Casablanca Noir: una storia di oscura speranza tra i vicoli della città Di Fatima El Mouh

Casablanca Noir: una storia di oscura speranza tra i vicoli della città Di Fatima El Mouh

Esordio alla regia per il regista marocchino Kamal Lazraq.
Vincitore Del Premio della Giuria nella sezione Un Certain Regard al Festival di Cannes 2023, Casablanca noir uscirà nelle sale italiane dal 6 giugno distribuito da Exit Media. 

Ci sono alcuni titoli dei film che hanno la capacità di racchiudere in poche parole tutto il contenuto filmico. Spesso, sono i film riusciti. Casablanca Noir (nella versione italiana) allude al genere che il regista Kamal Lazraq ha deciso di intraprendere per il suo primo esordio. Il crime, il drama, il noir. Ma non solo, il titolo originale Les meutes (i segugi) e Hounds nella versione internazionale racchiudono l’ambiente, la trama e il clima psicologico che il film andrà a raccontare.
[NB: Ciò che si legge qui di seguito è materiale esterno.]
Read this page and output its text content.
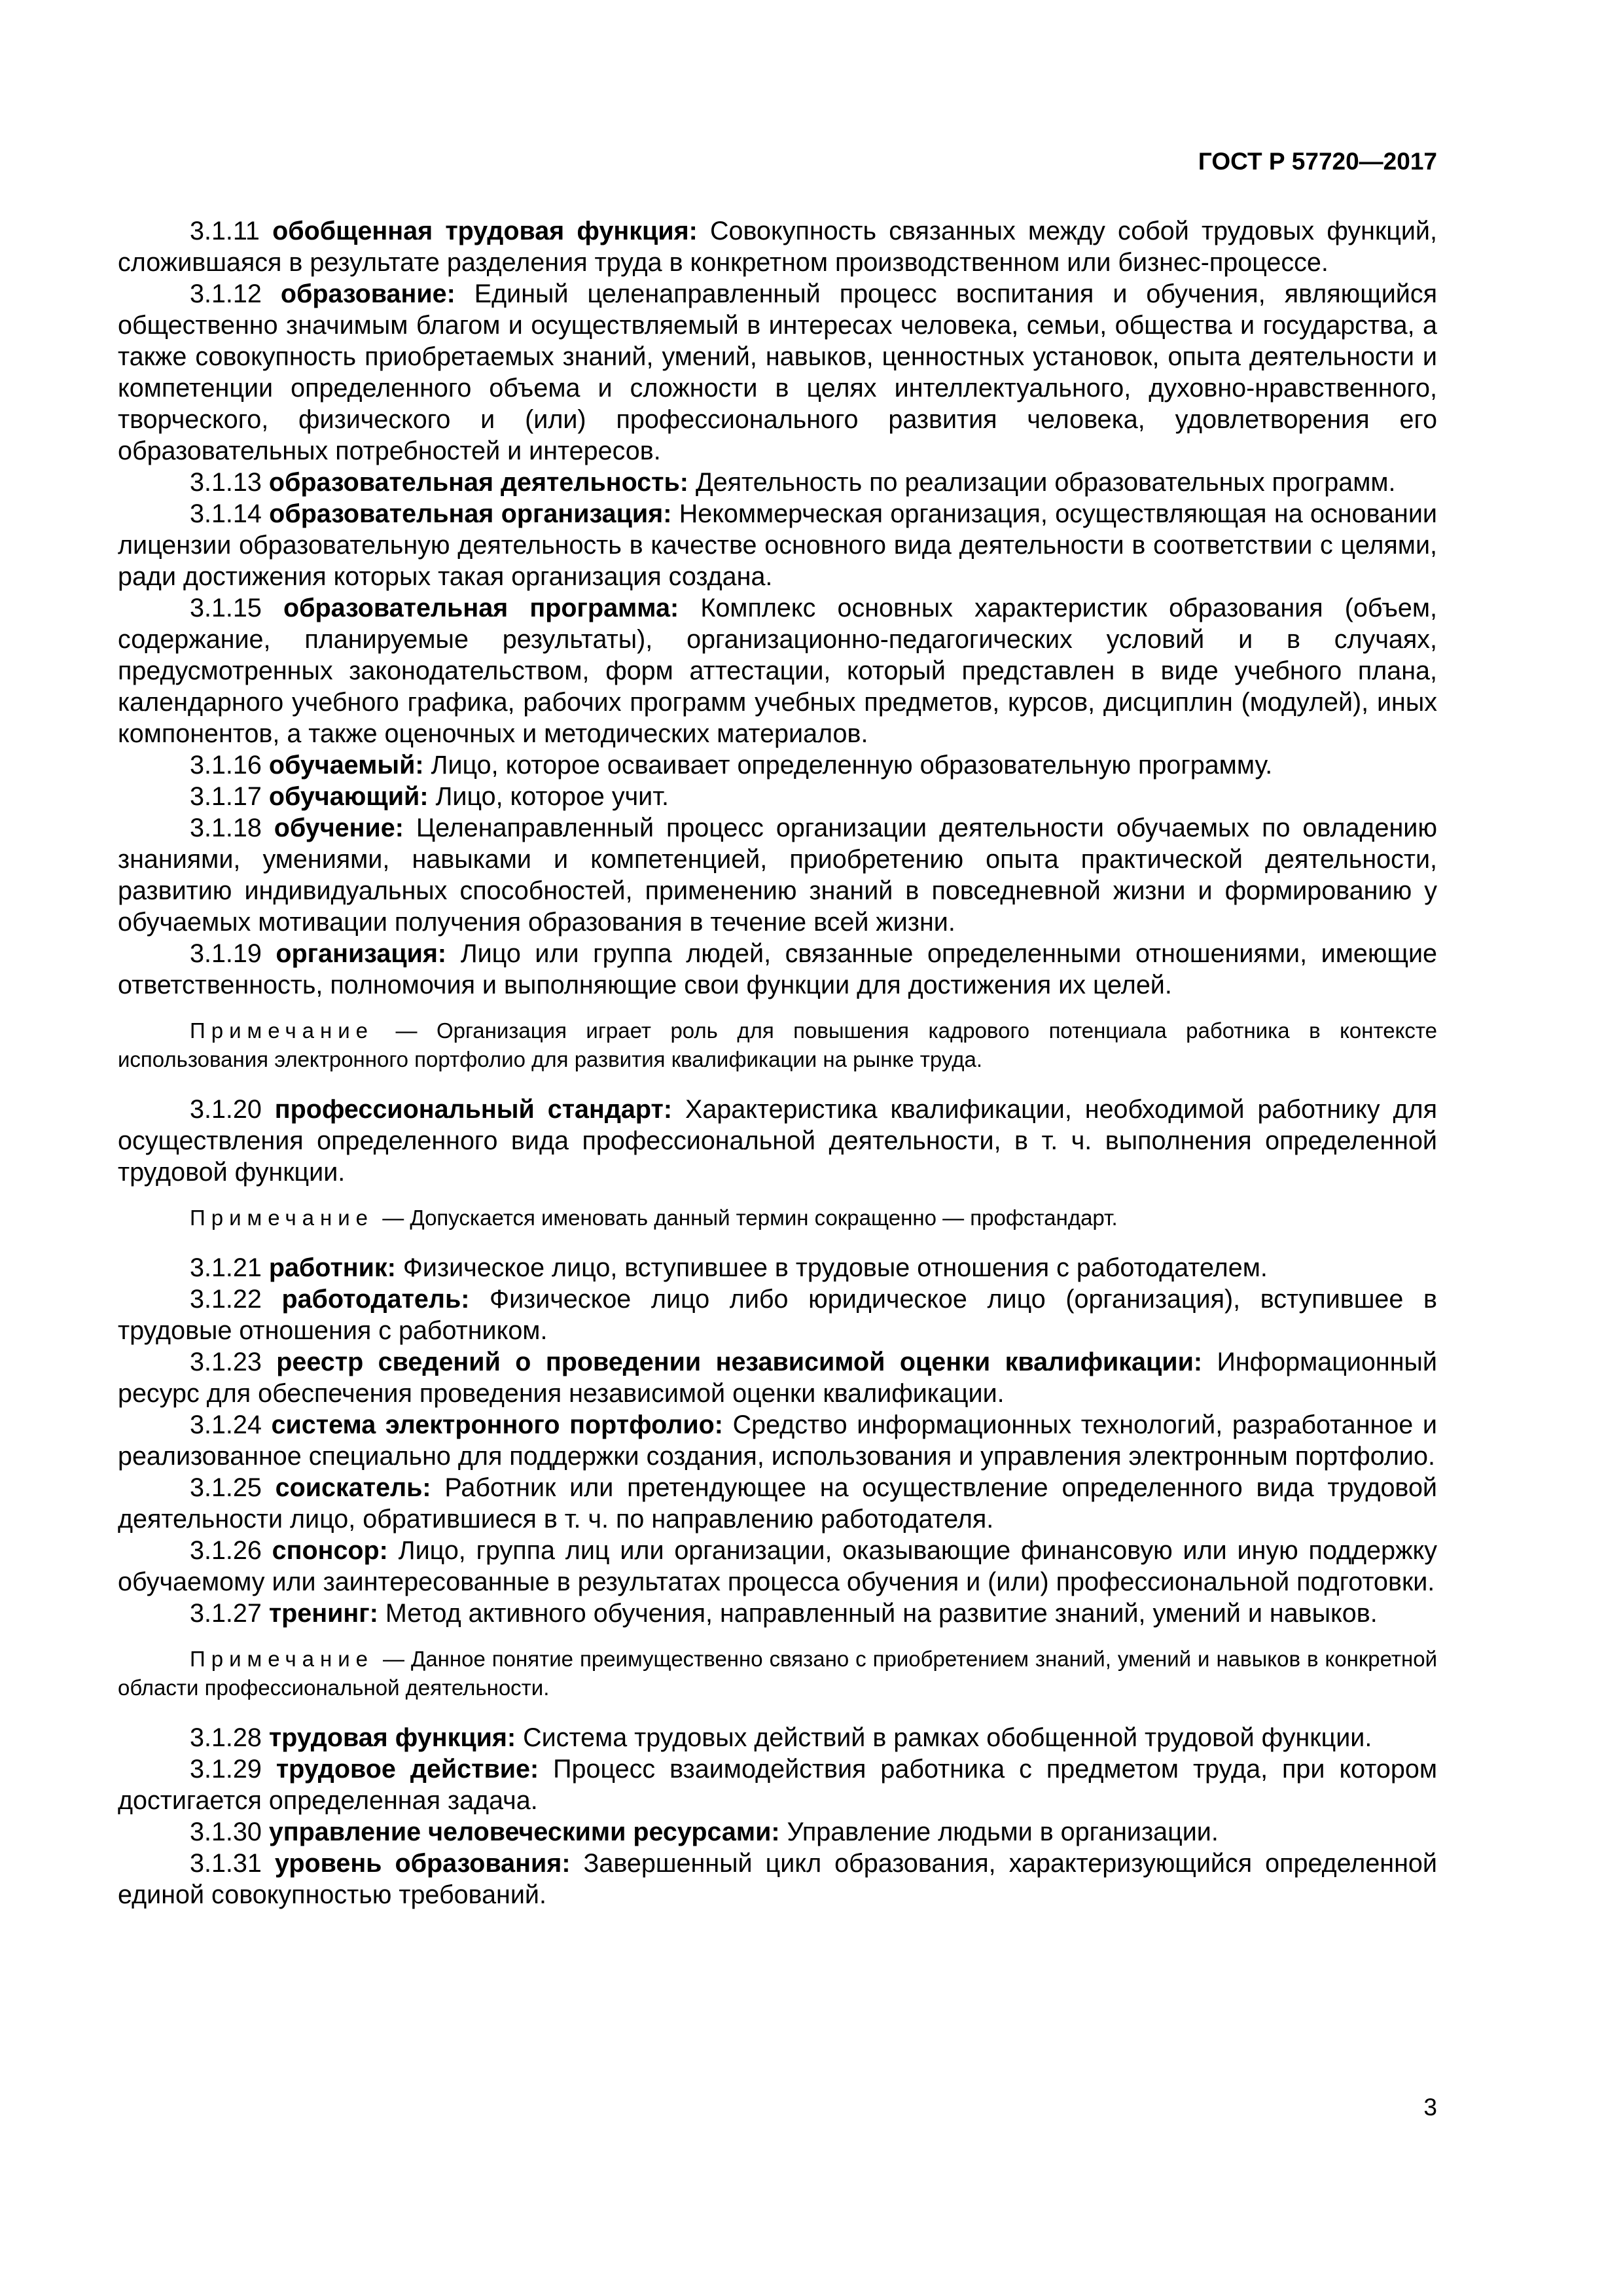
ГОСТ Р 57720—2017

3.1.11 обобщенная трудовая функция: Совокупность связанных между собой трудовых функций, сложившаяся в результате разделения труда в конкретном производственном или бизнес-процессе.

3.1.12 образование: Единый целенаправленный процесс воспитания и обучения, являющийся общественно значимым благом и осуществляемый в интересах человека, семьи, общества и государства, а также совокупность приобретаемых знаний, умений, навыков, ценностных установок, опыта деятельности и компетенции определенного объема и сложности в целях интеллектуального, духовно-нравственного, творческого, физического и (или) профессионального развития человека, удовлетворения его образовательных потребностей и интересов.

3.1.13 образовательная деятельность: Деятельность по реализации образовательных программ.

3.1.14 образовательная организация: Некоммерческая организация, осуществляющая на основании лицензии образовательную деятельность в качестве основного вида деятельности в соответствии с целями, ради достижения которых такая организация создана.

3.1.15 образовательная программа: Комплекс основных характеристик образования (объем, содержание, планируемые результаты), организационно-педагогических условий и в случаях, предусмотренных законодательством, форм аттестации, который представлен в виде учебного плана, календарного учебного графика, рабочих программ учебных предметов, курсов, дисциплин (модулей), иных компонентов, а также оценочных и методических материалов.

3.1.16 обучаемый: Лицо, которое осваивает определенную образовательную программу.

3.1.17 обучающий: Лицо, которое учит.

3.1.18 обучение: Целенаправленный процесс организации деятельности обучаемых по овладению знаниями, умениями, навыками и компетенцией, приобретению опыта практической деятельности, развитию индивидуальных способностей, применению знаний в повседневной жизни и формированию у обучаемых мотивации получения образования в течение всей жизни.

3.1.19 организация: Лицо или группа людей, связанные определенными отношениями, имеющие ответственность, полномочия и выполняющие свои функции для достижения их целей.

Примечание — Организация играет роль для повышения кадрового потенциала работника в контексте использования электронного портфолио для развития квалификации на рынке труда.

3.1.20 профессиональный стандарт: Характеристика квалификации, необходимой работнику для осуществления определенного вида профессиональной деятельности, в т. ч. выполнения определенной трудовой функции.

Примечание — Допускается именовать данный термин сокращенно — профстандарт.

3.1.21 работник: Физическое лицо, вступившее в трудовые отношения с работодателем.

3.1.22 работодатель: Физическое лицо либо юридическое лицо (организация), вступившее в трудовые отношения с работником.

3.1.23 реестр сведений о проведении независимой оценки квалификации: Информационный ресурс для обеспечения проведения независимой оценки квалификации.

3.1.24 система электронного портфолио: Средство информационных технологий, разработанное и реализованное специально для поддержки создания, использования и управления электронным портфолио.

3.1.25 соискатель: Работник или претендующее на осуществление определенного вида трудовой деятельности лицо, обратившиеся в т. ч. по направлению работодателя.

3.1.26 спонсор: Лицо, группа лиц или организации, оказывающие финансовую или иную поддержку обучаемому или заинтересованные в результатах процесса обучения и (или) профессиональной подготовки.

3.1.27 тренинг: Метод активного обучения, направленный на развитие знаний, умений и навыков.

Примечание — Данное понятие преимущественно связано с приобретением знаний, умений и навыков в конкретной области профессиональной деятельности.

3.1.28 трудовая функция: Система трудовых действий в рамках обобщенной трудовой функции.

3.1.29 трудовое действие: Процесс взаимодействия работника с предметом труда, при котором достигается определенная задача.

3.1.30 управление человеческими ресурсами: Управление людьми в организации.

3.1.31 уровень образования: Завершенный цикл образования, характеризующийся определенной единой совокупностью требований.

3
Tre titoli diversi, tre modi di raccontare il film. 

In una Casablanca cupa e notturna, Dib, dopo esser stato umiliato in un combattimento tra cani, incarica Hassan di rapire un uomo per rivendicare la morte del cane. Hassan decide di coinvolgere il figlio in questa vicenda e dopo un inizio apparentemente riuscito, il loro viaggio prende una brutta piega. 

Casablanca Noir vanta di una scrittura molto semplice, una trama lineare e un racconto quasi scontato ma l’originalità di questo film è la visione registica di Kamal Lazraq che riesce a superare la semplicità del racconto andando a mettere in scena il non detto della società marocchina. In questo on the road, o meglio buddy movie, padre e figlio sono costretti a passare insieme una notte che li porta a conoscersi, scoprirsi e legare tra di loro nonostante siano oscurati da una mascolinità tossica che porta indubbiamente ad un’enorme difficoltà nell’esternare i propri sentimenti. Il vero nemico del film non è la criminalità o le difficoltà economiche come può sembrare leggendo la trama, che comunque Lazraq racconta in modo autentico e non pietoso, ma l’incomunicabilità tra i personaggi, un’incomunicabilità che caratterizza la società marocchina. 

Il film viaggia su due linee parallele: da una parte l’oscurità e dall’altra la spiritualità, il buio e la luce si alternano, il fallimento e la speranza sono motori del racconto. Questa scelta dicotomica la ritroviamo sia nel genere, che alterna il crime al dark comedy che spesso ritroviamo nel cinema marocchino, sia nella fotografia, in mano ad Amine Barrada, che è in grado di raccontare questa dualità narrativa alternando il grottesco al sentimentale. Ma il vero punto di forza del film sono le interpretazioni dei personaggi: Abdellatif Mastouri (Hassan) e Ayoub Elaid (Issam), attori alle prime armi, riescono con i loro volti originali e autentici a guidare emotivamente lo spettatore nella trama.

Un altro elemento interessante del film è l’utilizzo e l’approccio che il regista decide di avere con il tempo. In una società come quella marocchina in cui il tempo è senza ritmo, Hassan e il figlio Issam si ritrovano invece a correre dietro al tempo che scorre velocemente trasformando il classico drama marocchino basato più sui dialoghi, in un action-movie. I protagonisti sono intrappolati in un tempo limitato, spazi claustrofobici e situazioni che innescano un’azione dopo l’altra, veloce e non pensata. Infatti, e qui torna l’incomunicabilità tra i due personaggi, spesso si ritrovano a discutere sulla strada da prendere perdendo ulteriormente tempo. Questo elemento narrativo viene raccontato molto bene a livello visivo dall’umidità in cui i personaggi sembrano annegare; corpi sudati, vestiti fradici e volti ansiosi e preoccupati. 

Il regista Kamal Lazraq in questo film riesce a darci un’immagine chiara, nonostante l’oscurità, della sua città natale. Parte dalla periferia fino ad arrivare al cuore vivo della città, raccontando temi sociali come la criminalità e la corruzione, ma soprattutto la famiglia, la comunità e il rapporto con la fede. Nonostante la fretta, l’ansia, la preoccupazione, la criminalità e il degrado, i personaggi si aggrappano alla fede e alla religione per ritrovare equilibrio e speranza, metafora della società marocchina che nonostante le difficoltà riesce ad andare avanti.